ML Engineering for Production ML Deployments
ML Engineering for Production ML Deployments


Delivering the results of advanced Machine Learning technology to customers requires a rigorous approach and production-ready systems. This is especially true for maintaining and improving model performance over the lifetime of a production application. Unfortunately, the issues involved and approaches available are often poorly understood.

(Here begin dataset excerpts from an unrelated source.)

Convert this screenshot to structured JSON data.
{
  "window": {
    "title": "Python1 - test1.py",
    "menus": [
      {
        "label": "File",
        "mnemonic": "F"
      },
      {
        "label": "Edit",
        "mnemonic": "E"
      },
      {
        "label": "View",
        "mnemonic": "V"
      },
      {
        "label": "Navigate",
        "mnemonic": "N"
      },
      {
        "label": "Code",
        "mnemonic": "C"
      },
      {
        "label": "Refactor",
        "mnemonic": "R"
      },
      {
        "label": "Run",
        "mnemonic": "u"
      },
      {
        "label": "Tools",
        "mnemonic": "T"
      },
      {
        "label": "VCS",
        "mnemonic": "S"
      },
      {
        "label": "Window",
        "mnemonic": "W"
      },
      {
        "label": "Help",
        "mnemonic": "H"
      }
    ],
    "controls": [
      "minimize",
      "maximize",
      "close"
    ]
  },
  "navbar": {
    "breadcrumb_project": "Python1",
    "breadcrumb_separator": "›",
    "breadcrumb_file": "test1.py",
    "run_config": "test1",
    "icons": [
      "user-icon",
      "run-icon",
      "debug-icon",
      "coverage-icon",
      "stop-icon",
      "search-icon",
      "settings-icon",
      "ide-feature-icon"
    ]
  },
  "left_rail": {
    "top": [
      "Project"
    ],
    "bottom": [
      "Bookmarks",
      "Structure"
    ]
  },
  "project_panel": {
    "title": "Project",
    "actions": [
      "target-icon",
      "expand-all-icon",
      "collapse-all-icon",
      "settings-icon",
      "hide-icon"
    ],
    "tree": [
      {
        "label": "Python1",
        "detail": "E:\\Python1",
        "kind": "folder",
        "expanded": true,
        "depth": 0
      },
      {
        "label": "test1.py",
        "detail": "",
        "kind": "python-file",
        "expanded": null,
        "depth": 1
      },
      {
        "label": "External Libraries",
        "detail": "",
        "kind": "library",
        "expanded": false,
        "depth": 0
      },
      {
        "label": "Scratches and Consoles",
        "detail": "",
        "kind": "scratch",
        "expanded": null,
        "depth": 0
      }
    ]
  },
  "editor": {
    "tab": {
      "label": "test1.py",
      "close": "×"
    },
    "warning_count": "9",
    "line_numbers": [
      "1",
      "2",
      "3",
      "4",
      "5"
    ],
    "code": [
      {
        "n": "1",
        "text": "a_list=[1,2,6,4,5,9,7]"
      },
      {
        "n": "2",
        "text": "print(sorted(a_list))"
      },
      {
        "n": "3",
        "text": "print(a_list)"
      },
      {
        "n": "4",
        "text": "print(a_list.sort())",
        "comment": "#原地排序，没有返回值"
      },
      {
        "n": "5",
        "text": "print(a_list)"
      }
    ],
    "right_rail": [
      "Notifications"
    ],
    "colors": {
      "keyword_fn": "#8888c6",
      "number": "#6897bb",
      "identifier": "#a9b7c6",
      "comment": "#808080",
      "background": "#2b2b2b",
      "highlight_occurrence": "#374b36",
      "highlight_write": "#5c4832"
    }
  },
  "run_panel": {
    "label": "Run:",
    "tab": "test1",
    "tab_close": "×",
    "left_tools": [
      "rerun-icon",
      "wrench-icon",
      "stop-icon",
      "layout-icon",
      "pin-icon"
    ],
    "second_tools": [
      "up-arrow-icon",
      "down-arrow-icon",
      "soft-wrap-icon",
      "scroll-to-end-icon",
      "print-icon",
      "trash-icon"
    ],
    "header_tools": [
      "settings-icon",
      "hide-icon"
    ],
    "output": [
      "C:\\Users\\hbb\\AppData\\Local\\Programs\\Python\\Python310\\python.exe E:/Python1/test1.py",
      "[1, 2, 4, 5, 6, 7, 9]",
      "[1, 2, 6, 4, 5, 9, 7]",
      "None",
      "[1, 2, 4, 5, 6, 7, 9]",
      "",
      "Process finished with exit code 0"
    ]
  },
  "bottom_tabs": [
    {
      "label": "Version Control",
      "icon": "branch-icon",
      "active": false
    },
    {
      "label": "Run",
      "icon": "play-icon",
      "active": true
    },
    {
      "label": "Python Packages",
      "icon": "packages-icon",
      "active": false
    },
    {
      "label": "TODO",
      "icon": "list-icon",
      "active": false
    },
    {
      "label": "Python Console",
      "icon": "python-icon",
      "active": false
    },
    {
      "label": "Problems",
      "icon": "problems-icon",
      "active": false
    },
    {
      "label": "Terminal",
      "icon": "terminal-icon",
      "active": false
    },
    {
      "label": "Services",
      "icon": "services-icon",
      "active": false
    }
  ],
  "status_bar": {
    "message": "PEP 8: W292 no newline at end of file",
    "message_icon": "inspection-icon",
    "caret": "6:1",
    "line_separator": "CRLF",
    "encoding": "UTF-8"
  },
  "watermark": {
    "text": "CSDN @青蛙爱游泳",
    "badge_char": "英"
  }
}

An ML application in production must address all of the issues of modern software development methodology, as well as issues unique to ML and data science. Often ML applications are developed using tools and systems which suffer from inherent limitations in testability, scalability across clusters, training/serving skew, and the modularity and reusability of components. In addition, ML application measurement often emphasizes top level metrics, leading to issues in model fairness as well as predictive performance across user segments.

We discuss the use of ML pipeline architectures for implementing production ML applications, and in particular we review Google’s experience with TensorFlow Extended (TFX), as well as the advantages of containerizing pipeline architectures using platforms such as Kubeflow. Google uses TFX for large scale ML applications, and offers an open-source version to the community. TFX scales to very large training sets and very high request volumes, and enables strong software methodology including testability, hot versioning, and deep performance analysis.


Irene is a Technical Program Manager on the Research & Machine Intelligence team at Google, where she works to bring machine learning into production pipelines through TensorFlow (TFX). Previously, Irene helped Google’s Counter-Abuse Technology team train machine learning models to fight spam and abuse. Prior to joining Google, she spent over a decade at Microsoft working in several engineering and program management roles across the Enterprise and Operating Systems divisions.